Remember that a prototype can be a functional replica of the product, made with a professional prototyping tool, or a wall of post-its. Both are valid ways of building on your ideas, of using the tangible to think on your design. The key is to identify one variable between different prototypes so you can clearly see the impact of each variable in the finished prototype.
Don’t stress if your prototype fails. It’s always preferable to have a prototype fail rather than the actual product. You want to have errors in judgement and potential problems in design stand out early, before you invest large sums of money into the development of the erroneous design.

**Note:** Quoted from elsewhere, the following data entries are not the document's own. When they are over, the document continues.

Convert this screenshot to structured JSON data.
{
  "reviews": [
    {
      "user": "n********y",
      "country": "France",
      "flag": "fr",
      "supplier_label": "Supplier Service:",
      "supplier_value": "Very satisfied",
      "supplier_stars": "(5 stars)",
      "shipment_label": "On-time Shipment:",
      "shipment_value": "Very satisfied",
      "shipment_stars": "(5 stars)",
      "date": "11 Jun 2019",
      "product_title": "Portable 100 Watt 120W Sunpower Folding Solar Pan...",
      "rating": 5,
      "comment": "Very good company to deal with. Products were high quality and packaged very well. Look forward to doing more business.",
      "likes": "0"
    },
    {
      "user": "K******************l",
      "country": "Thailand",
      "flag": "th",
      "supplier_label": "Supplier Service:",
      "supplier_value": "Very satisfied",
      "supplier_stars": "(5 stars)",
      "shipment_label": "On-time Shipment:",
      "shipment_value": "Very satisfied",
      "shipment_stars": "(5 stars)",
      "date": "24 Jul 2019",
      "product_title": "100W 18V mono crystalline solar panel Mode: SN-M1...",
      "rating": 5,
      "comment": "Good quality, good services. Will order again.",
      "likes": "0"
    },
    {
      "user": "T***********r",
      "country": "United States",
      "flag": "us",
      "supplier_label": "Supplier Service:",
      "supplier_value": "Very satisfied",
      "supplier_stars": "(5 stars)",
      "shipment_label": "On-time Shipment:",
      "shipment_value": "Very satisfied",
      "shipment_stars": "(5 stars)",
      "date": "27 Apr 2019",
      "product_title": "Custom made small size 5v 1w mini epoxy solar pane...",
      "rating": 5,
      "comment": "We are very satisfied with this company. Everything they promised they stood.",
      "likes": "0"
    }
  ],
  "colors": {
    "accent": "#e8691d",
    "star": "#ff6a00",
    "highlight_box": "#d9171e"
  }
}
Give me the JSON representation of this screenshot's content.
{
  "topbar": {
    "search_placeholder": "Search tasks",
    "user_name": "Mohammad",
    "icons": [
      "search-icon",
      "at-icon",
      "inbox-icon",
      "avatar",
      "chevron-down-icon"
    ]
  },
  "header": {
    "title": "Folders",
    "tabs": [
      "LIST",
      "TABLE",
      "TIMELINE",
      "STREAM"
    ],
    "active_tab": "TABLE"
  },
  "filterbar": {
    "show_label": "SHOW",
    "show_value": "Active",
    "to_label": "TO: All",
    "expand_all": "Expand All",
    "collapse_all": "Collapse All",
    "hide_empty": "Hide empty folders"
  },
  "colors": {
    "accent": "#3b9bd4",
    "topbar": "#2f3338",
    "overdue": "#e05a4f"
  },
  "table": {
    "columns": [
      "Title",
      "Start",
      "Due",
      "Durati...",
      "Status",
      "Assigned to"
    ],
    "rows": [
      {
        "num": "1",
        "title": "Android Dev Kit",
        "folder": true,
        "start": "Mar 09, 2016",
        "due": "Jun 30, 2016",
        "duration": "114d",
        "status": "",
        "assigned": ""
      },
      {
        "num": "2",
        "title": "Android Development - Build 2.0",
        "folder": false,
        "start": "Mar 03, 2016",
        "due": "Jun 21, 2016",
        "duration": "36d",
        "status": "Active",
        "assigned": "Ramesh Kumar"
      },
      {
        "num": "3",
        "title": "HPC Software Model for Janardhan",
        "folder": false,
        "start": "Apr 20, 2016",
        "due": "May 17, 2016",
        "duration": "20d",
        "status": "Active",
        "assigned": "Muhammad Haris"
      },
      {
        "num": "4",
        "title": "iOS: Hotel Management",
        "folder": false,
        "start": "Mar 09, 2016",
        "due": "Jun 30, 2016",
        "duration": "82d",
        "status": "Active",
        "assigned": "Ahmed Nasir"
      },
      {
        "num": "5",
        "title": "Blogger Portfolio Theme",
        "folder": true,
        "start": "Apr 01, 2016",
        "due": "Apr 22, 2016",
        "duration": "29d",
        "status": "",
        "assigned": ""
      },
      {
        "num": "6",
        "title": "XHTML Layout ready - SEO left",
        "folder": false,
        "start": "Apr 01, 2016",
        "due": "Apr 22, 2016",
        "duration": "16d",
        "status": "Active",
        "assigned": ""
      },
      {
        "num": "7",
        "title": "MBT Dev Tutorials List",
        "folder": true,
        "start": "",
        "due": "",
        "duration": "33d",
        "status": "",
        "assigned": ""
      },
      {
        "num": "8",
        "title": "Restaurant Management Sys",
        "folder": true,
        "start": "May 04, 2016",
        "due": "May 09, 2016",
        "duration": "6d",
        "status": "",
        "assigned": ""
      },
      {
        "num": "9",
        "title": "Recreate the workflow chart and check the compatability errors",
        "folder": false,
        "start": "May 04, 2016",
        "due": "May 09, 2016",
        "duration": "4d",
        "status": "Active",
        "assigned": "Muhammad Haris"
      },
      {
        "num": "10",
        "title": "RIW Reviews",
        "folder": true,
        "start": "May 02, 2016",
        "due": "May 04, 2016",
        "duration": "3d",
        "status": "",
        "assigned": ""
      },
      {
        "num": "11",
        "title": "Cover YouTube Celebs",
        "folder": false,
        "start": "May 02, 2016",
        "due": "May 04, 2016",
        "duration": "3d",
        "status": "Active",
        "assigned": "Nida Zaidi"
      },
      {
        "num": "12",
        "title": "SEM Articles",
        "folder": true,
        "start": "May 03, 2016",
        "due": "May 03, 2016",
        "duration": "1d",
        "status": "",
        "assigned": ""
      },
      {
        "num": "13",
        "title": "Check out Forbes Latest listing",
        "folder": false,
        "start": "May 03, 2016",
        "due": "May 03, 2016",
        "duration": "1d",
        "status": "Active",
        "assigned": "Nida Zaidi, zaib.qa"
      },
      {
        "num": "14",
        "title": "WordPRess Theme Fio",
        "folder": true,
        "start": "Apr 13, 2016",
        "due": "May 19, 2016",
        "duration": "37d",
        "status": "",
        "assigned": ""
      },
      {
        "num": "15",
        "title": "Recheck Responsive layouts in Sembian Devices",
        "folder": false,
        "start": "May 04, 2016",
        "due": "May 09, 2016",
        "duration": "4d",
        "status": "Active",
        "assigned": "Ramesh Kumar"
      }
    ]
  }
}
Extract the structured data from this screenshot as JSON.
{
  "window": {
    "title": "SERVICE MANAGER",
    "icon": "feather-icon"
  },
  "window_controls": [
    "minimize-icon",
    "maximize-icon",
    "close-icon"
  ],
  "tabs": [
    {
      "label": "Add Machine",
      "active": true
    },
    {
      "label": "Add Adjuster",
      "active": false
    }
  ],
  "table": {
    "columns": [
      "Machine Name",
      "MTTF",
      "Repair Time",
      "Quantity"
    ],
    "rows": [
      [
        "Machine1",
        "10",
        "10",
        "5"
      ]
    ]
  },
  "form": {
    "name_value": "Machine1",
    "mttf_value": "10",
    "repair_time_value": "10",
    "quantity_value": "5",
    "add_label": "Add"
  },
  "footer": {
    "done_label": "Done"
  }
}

As you would expect from a model that has been around for a long time, the design thinking process varies according to industry, sector or just plain preference. Sometimes, you’ll find that testing is added to the prototyping stage.
We here at Cove Solutions don’t recommend throwing both prototyping and testing into the same step – mainly because testing can require quite a lot of planning and preparation in its own right.
The Hasso-Plattner Institute of Design at Stanford had some great advice for designers: prototype as if you know you’re right, test as if you knew you were wrong. Testing your prototype isn’t just about telling users to do tasks or asking yes or no questions. It requires planning and some level of expertise if you hope to get reliable feedback from users.
An important part at the testing stage of the design thinking process is validation. You want to have real users validade the key reasoning that underlines the design. This is the moment to double check that you have formulated the right problem, and that your solution actually contributes to the user.
Give the user your product and don’t explain or elaborate on it. Leaving users in the dark will provide for legitimate reactions, as people explore and use the product for the very first time. You want to ask open-ended questions that force users to elaborate on their feelings, as opposed to simple yes or no questions.
Testing is your opportunity to spot trouble with your prototype or areas for improvement – don’t be afraid to take it back to the prototyping stage or the beginning of the design thinking process. You’ll likely learn new insights that might change the way you look at your product, or at some features of the design.
It’s always preferable to put this insight to good use, and reiterate on your work. The more you learn from testing and the more you reiterate on the design, the higher the quality of the final product.
Design Thinking should not be seen as a concrete and inflexible approach to design; the component stages identified in this blog serve as a guide to the activities that you would typically carry out. In order to gain the purest and most informative insights for your particular project, these stages might be switched, conducted concurrently and repeated several times in order to expand the solution space, and zero in on the best possible solutions.
As you will note, one of the main benefits of the five-stage model is the way in which knowledge acquired at the later stages can feedback to earlier stages. Information is continually used both to inform the understanding of the problem and solution spaces, and to redefine the problem(s). This creates a perpetual loop, in which the designers continue to gain new insights, develop new ways of viewing the product and its possible uses, and develop a far more profound understanding of the users and the problems they face.